Wednesday morning, India launched a satellite that makes clear its intentions to join what is emerging as a second space race.
After at least 12 days in orbit, it will attempt something that no Indian satellite has ever before attempted: to return to Earth, splashing down in the Bay of Bengal. If successful, India would join an exclusive group – only the United States, Russia, China, and the European Union have mastered the technology necessary to recover a capsule and its cargo safely.
As India considers setting up its own manned space program, this mission represents an indispensable first step. Yet it is also part of Asia's increasing spaceward gaze, as economic maturity and a desire for international prestige – as well as China's entry into the space sweepstakes – prompt countries into action.

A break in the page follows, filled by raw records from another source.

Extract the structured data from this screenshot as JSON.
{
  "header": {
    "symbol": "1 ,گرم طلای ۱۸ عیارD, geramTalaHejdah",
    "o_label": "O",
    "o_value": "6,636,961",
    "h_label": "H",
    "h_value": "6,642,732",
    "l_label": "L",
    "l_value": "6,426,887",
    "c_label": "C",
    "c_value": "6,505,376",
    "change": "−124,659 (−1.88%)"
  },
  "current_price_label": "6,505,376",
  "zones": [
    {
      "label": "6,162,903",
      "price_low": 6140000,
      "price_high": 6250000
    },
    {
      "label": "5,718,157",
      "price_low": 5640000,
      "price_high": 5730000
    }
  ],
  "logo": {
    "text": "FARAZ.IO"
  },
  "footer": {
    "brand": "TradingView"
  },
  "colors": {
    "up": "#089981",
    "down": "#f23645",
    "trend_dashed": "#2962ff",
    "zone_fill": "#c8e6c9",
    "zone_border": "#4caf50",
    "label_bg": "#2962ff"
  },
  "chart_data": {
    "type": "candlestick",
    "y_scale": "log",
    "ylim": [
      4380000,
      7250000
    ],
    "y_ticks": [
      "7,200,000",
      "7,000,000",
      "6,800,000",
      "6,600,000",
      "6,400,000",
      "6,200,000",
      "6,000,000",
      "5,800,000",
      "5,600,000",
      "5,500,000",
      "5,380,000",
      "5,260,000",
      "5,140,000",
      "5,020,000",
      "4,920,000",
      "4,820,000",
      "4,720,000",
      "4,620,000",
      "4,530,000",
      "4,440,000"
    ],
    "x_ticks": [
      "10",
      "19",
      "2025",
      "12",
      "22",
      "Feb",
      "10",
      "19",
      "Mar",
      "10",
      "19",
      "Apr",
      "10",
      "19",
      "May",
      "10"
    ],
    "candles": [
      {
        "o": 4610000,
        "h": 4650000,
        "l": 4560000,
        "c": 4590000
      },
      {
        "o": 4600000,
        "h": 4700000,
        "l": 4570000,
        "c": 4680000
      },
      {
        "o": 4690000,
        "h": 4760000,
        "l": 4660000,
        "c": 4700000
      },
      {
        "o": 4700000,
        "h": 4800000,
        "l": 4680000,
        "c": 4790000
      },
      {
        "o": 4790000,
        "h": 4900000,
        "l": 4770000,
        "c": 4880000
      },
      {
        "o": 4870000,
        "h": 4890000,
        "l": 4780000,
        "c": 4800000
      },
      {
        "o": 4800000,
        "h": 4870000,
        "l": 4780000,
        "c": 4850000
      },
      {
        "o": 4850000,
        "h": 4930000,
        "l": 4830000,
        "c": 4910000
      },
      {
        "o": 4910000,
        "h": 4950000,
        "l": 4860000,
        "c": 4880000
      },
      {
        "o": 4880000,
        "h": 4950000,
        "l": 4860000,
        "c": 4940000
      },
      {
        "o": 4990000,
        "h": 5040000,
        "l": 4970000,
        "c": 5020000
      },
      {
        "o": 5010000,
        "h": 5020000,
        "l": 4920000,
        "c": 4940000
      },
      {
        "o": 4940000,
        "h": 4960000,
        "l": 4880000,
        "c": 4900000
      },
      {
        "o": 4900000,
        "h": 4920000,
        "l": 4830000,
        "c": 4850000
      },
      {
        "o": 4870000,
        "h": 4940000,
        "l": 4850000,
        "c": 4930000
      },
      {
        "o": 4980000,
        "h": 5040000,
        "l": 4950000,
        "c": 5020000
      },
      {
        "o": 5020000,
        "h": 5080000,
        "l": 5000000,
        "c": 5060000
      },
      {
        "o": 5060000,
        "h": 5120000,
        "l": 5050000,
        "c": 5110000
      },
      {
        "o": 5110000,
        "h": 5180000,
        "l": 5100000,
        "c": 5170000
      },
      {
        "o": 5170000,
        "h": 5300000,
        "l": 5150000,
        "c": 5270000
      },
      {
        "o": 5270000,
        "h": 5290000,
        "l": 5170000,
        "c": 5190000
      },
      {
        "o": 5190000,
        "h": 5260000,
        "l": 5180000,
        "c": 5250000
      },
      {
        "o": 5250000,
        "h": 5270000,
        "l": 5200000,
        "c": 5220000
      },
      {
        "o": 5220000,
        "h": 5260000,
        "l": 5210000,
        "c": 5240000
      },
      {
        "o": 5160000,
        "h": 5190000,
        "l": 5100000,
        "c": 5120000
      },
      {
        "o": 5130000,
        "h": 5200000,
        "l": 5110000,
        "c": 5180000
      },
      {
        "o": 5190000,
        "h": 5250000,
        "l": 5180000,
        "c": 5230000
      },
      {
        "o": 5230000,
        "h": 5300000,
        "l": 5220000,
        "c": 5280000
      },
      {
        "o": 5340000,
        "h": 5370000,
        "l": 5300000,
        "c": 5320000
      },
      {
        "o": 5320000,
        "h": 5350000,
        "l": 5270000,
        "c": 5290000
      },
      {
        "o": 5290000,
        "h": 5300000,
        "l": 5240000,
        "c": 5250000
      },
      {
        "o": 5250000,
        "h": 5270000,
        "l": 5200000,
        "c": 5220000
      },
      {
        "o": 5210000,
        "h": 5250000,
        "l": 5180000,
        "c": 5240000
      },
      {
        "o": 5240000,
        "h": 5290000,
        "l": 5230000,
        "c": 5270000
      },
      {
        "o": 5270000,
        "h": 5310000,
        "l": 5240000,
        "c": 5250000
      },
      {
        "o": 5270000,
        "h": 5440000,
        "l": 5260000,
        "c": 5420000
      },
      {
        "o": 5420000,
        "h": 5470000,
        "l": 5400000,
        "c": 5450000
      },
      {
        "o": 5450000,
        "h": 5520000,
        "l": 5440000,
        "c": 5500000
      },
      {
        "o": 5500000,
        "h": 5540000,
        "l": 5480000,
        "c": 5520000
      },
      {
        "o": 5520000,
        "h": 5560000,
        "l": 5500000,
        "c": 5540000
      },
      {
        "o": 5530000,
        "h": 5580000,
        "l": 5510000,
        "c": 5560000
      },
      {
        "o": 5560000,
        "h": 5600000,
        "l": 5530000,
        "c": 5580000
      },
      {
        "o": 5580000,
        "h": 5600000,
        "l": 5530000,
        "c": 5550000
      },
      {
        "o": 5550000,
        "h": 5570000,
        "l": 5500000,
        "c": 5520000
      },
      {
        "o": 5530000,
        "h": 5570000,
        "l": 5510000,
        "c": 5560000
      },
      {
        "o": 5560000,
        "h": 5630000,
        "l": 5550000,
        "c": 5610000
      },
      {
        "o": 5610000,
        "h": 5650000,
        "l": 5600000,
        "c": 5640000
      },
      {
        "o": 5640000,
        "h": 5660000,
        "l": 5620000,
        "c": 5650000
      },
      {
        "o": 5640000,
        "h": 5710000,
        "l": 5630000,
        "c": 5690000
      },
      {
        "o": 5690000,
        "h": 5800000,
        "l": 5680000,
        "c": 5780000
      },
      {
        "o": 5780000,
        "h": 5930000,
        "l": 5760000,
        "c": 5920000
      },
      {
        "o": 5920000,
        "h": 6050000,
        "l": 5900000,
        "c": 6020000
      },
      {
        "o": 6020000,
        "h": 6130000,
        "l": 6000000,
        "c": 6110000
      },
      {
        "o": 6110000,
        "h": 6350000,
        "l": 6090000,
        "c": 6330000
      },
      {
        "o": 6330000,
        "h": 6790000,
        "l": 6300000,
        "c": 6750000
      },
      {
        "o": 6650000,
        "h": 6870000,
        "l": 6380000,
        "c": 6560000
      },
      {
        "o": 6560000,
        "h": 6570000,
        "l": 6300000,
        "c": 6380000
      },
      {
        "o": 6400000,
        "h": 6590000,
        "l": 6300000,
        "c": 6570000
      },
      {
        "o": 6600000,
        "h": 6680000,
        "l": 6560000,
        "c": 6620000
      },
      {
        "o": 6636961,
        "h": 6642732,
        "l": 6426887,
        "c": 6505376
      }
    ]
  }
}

"You see this in East Asia in general," says Jeff Foust, editor of The Space Review, an online journal. "Japan feels it has fallen behind China, South Korea is developing its own launch vehicle, and India slots in very close to China. It is a rising power."
For India, Wednesday's launch was a milestone in more than one respect. Not only did it carry the SRE-1 recoverable satellite, which will perform zero-gravity experiments before plunging into the Bay of Bengal, but it also included three other satellites – the largest and most complex payload ever deployed by an Indian rocket.
These are heady times for the Indian Space Research Organization. Since its inception in 1972, ISRO has concerned itself with only the most practical of space projects, such as communications and mapping satellites to help farmers and villagers. In this way, India's space program "is totally unique," says Will Marshall, an expert at the Space Policy Institute in Washington.
Yet as India's economic reforms take hold, and the aspirations of its governing class broaden, its agenda for space has become bolder as well. Next year, ISRO will launch Chandrayaan to the Moon – the first Indian satellite to venture beyond Earth's orbit. By 2013, it hopes to launch a probe to Mars. Later that decade, it could send up its first "gaganaut" – one suggestion for a Sanskrit version of "astronaut" – and even visit the Moon.
As of yet, India has no official manned space program. In November, however, a gathering of 80 of India's top scientists unanimously endorsed an ISRO plan to begin manned spaceflights by 2014. And though the current mission was not developed as a test for manned spaceflight technologies, "all of it would be useful," says S. Krishnamurthy, a spokesman for ISRO in Bangalore.
India insists that this shift from the practical to the adventurous is purely in its own national interest, and not a reaction to any other nation. Indeed, experts say planetary science and manned spaceflight are a logical next step for India.